Step 1 — Existence of optimal solution
Theorem (LPP fundamental). A linear program with non-empty feasible region and bounded objective on the feasible region attains its optimum at an extreme point (= basic feasible solution).
Non-empty feasible region: From Q3(c)(i), we have at least one BFS — e.g., (4,8,0,0) — so the feasible region is non-empty.
Boundedness of Z above: Let’s show Z is bounded above on the feasible region.
From the second constraint x2+2x3+x4=8, we have x4=8−x2−2x3.
Substitute into the first: x1+x2+2x3+3(8−x2−2x3)=12, so x1=12−x2−2x3−24+3x2+6x3=−12+2x2+4x3.
So x1=2x2+4x3−12 and x4=8−x2−x4… wait, x4=8−x2−2x3.
Substitute into Z:
Z=x1+2x2−3x3+4x4=(2x2+4x3−12)+2x2−3x3+4(8−x2−2x3)
=2x2+4x3−12+2x2−3x3+32−4x2−8x3
=(2+2−4)x2+(4−3−8)x3+(32−12)
=0⋅x2−7x3+20.
So Z=20−7x3 on the feasible region (with x1≥0,x4≥0 as additional constraints).
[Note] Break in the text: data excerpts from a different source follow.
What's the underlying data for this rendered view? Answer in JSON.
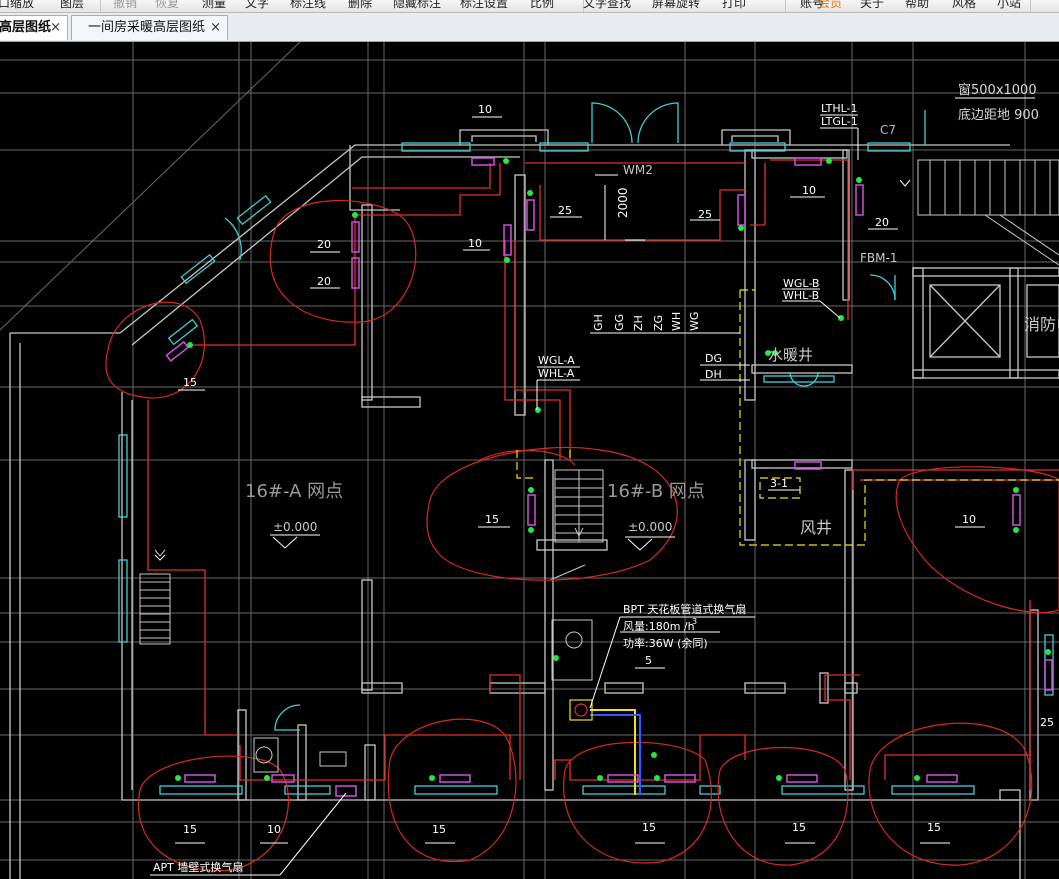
{
  "menubar": {
    "items": [
      {
        "label": "窗口缩放",
        "state": "normal"
      },
      {
        "label": "图层",
        "state": "normal"
      },
      {
        "label": "撤销",
        "state": "disabled"
      },
      {
        "label": "恢复",
        "state": "disabled"
      },
      {
        "label": "测量",
        "state": "normal"
      },
      {
        "label": "文字",
        "state": "normal"
      },
      {
        "label": "标注线",
        "state": "normal"
      },
      {
        "label": "删除",
        "state": "normal"
      },
      {
        "label": "隐藏标注",
        "state": "normal"
      },
      {
        "label": "标注设置",
        "state": "normal"
      },
      {
        "label": "比例",
        "state": "normal"
      },
      {
        "label": "文字查找",
        "state": "normal"
      },
      {
        "label": "屏幕旋转",
        "state": "normal"
      },
      {
        "label": "打印",
        "state": "normal"
      },
      {
        "label": "账号",
        "state": "normal"
      },
      {
        "label": "会员",
        "state": "highlight"
      },
      {
        "label": "关于",
        "state": "normal"
      },
      {
        "label": "帮助",
        "state": "normal"
      },
      {
        "label": "风格",
        "state": "normal"
      },
      {
        "label": "小站",
        "state": "normal"
      }
    ]
  },
  "tabs": [
    {
      "label": "高层图纸",
      "close": "×",
      "active": true
    },
    {
      "label": "一间房采暖高层图纸",
      "close": "×",
      "active": false
    }
  ],
  "drawing": {
    "colors": {
      "background": "#000000",
      "grid": "#8c8c8c",
      "wall": "#bdbdbd",
      "pipe": "#e0302a",
      "cloud": "#d42a22",
      "window": "#3fd0d8",
      "radiator": "#d04de0",
      "valve": "#23e64a",
      "yellow": "#f2e11a",
      "text": "#ffffff",
      "blue": "#2a5cff"
    },
    "labels": {
      "window_spec_1": "窗500x1000",
      "window_spec_2": "底边距地  900",
      "lthl": "LTHL-1",
      "ltgl": "LTGL-1",
      "c7": "C7",
      "n10_top": "10",
      "wm2": "WM2",
      "dim_2000": "2000",
      "n25_a": "25",
      "n25_b": "25",
      "n10_stair": "10",
      "n20_right": "20",
      "fbm1": "FBM-1",
      "n20_a": "20",
      "n20_b": "20",
      "n10_mid": "10",
      "wgl_b": "WGL-B",
      "whl_b": "WHL-B",
      "shaft_gh": "GH",
      "shaft_gg": "GG",
      "shaft_zh": "ZH",
      "shaft_zg": "ZG",
      "shaft_wh": "WH",
      "shaft_wg": "WG",
      "dg": "DG",
      "dh": "DH",
      "water_shaft": "水暖井",
      "fire": "消防电",
      "wgl_a": "WGL-A",
      "whl_a": "WHL-A",
      "n15_left": "15",
      "room_a": "16#-A 网点",
      "level_a": "±0.000",
      "room_b": "16#-B 网点",
      "level_b": "±0.000",
      "n15_mid": "15",
      "n3_1": "3-1",
      "air_shaft": "风井",
      "n10_right": "10",
      "bpt": "BPT 天花板管道式换气扇",
      "bpt_air": "风量:180m /h",
      "bpt_power": "功率:36W   (余同)",
      "n5": "5",
      "n25_edge": "25",
      "n15_b1": "15",
      "n10_b2": "10",
      "n15_b3": "15",
      "n15_b4": "15",
      "n15_b5": "15",
      "n15_b6": "15",
      "apt": "APT 墙壁式换气扇"
    }
  }
}
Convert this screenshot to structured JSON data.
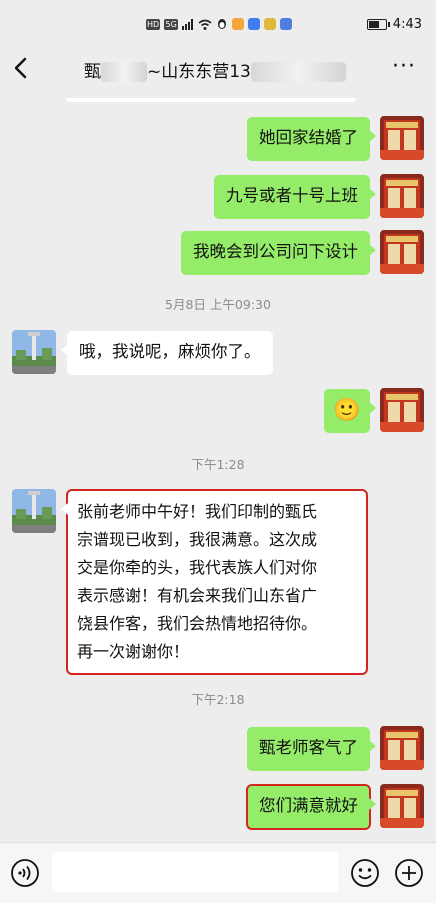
{
  "status_bar": {
    "network_badges": [
      "HD",
      "5G",
      "ill",
      "WiFi"
    ],
    "app_badges": [
      "qq",
      "wx",
      "b",
      "m",
      "w"
    ],
    "time": "4:43",
    "battery_level": 0.65
  },
  "header": {
    "title_start": "甄",
    "title_middle": "~山东东营13",
    "more_label": "···"
  },
  "messages": [
    {
      "from": "me",
      "text": "她回家结婚了"
    },
    {
      "from": "me",
      "text": "九号或者十号上班"
    },
    {
      "from": "me",
      "text": "我晚会到公司问下设计"
    },
    {
      "timestamp": "5月8日 上午09:30"
    },
    {
      "from": "them",
      "text": "哦，我说呢，麻烦你了。"
    },
    {
      "from": "me",
      "emoji": "🙂"
    },
    {
      "timestamp": "下午1:28"
    },
    {
      "from": "them",
      "lines": [
        "张前老师中午好！我们印制的甄氏",
        "宗谱现已收到，我很满意。这次成",
        "交是你牵的头，我代表族人们对你",
        "表示感谢！有机会来我们山东省广",
        "饶县作客，我们会热情地招待你。",
        "再一次谢谢你！"
      ]
    },
    {
      "timestamp": "下午2:18"
    },
    {
      "from": "me",
      "text": "甄老师客气了"
    },
    {
      "from": "me",
      "text": "您们满意就好"
    }
  ],
  "input_bar": {
    "voice_icon": "voice-icon",
    "emoji_icon": "emoji-icon",
    "plus_icon": "plus-icon",
    "draft": ""
  }
}
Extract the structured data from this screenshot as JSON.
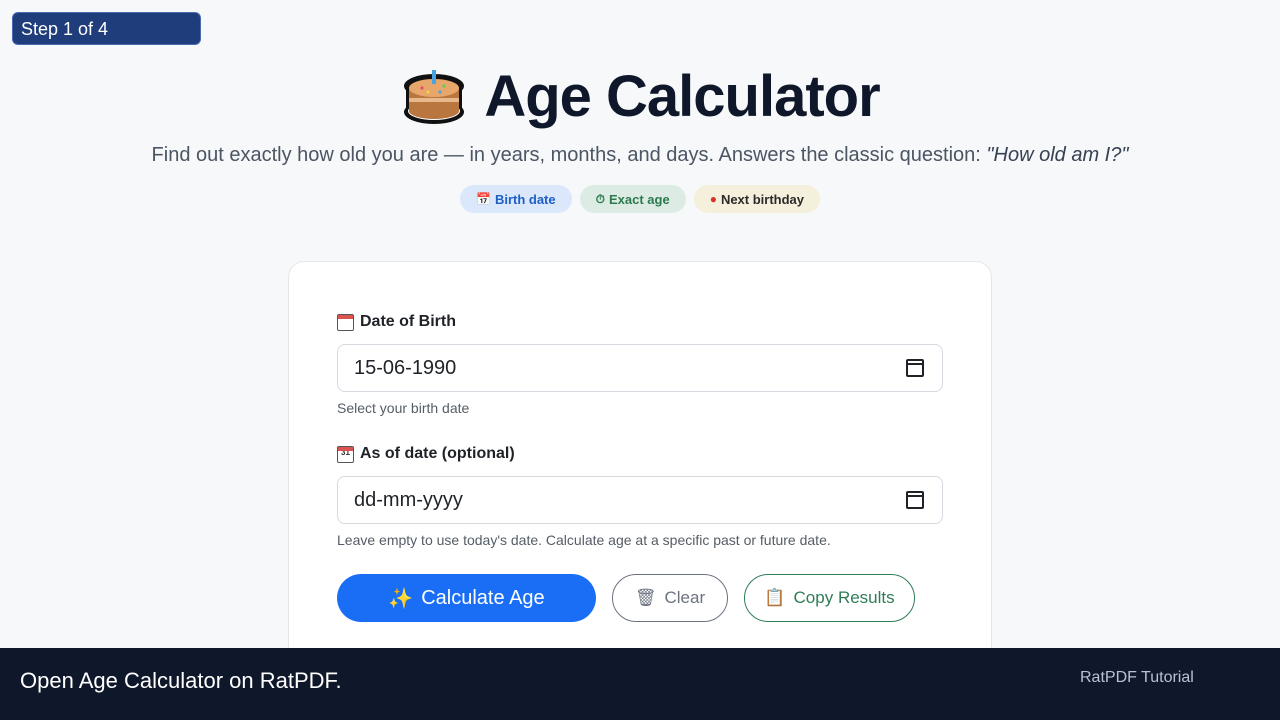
{
  "step_indicator": "Step 1 of 4",
  "header": {
    "title": "Age Calculator",
    "icon": "cake-icon",
    "subtitle_main": "Find out exactly how old you are — in years, months, and days. Answers the classic question: ",
    "subtitle_quote": "\"How old am I?\""
  },
  "badges": [
    {
      "icon": "calendar-icon",
      "label": "Birth date"
    },
    {
      "icon": "stopwatch-icon",
      "label": "Exact age"
    },
    {
      "icon": "balloon-icon",
      "label": "Next birthday"
    }
  ],
  "form": {
    "dob_label": "Date of Birth",
    "dob_value": "15-06-1990",
    "dob_hint": "Select your birth date",
    "asof_label": "As of date (optional)",
    "asof_placeholder": "dd-mm-yyyy",
    "asof_hint": "Leave empty to use today's date. Calculate age at a specific past or future date."
  },
  "buttons": {
    "calculate": "Calculate Age",
    "clear": "Clear",
    "copy": "Copy Results"
  },
  "footer": {
    "caption": "Open Age Calculator on RatPDF.",
    "brand": "RatPDF Tutorial"
  },
  "colors": {
    "primary": "#1a6ef5",
    "footer_bg": "#0f172a",
    "step_bg": "#1f3d7a"
  }
}
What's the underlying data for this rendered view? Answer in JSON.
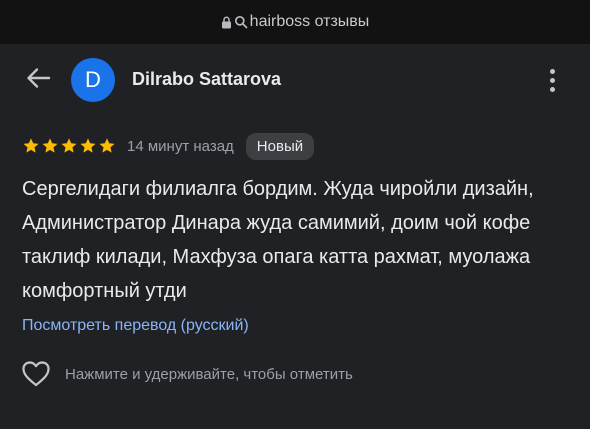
{
  "browser": {
    "url_text": "hairboss отзывы"
  },
  "review": {
    "avatar_letter": "D",
    "avatar_color": "#1a73e8",
    "author": "Dilrabo Sattarova",
    "rating": 5,
    "time_ago": "14 минут назад",
    "badge": "Новый",
    "text": "Сергелидаги филиалга бордим. Жуда чиройли дизайн, Администратор Динара жуда самимий, доим чой кофе таклиф килади, Махфуза опага катта рахмат, муолажа комфортный утди",
    "translate_link": "Посмотреть перевод (русский)",
    "like_hint": "Нажмите и удерживайте, чтобы отметить"
  },
  "colors": {
    "star": "#fbbc04",
    "link": "#8ab4f8",
    "background": "#202124"
  },
  "icons": {
    "url_bar": [
      "lock-icon",
      "search-icon"
    ],
    "header": [
      "back-arrow-icon",
      "more-vert-icon"
    ],
    "footer": [
      "heart-outline-icon"
    ]
  }
}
Since x3≥0, Z=20−7x3≤20, with equality iff x3=0. So Z is bounded above by 20.
By the fundamental theorem, the LPP has an optimal BFS, attaining Z=20.
Step 2 — Identify the optimal BFS
Z=20−7x3 is maximized when x3=0. Looking at the 4 BFS from Q3(c)(i):
| BFS | x3 | Z=20−7x3 |
|---|
| (4,8,0,0) | 0 | 20 |
| (4,0,4,0) | 4 | 20−28=−8 |
| (0,6,0,2) | 0 | 20 |
| (0,0,3,2) | 3 | 20−21=−1 |
Two BFS attain the maximum Z=20: (4,8,0,0) and (0,6,0,2).
Answer
Zmax=20, attained at BFS (4,8,0,0) and (0,6,0,2).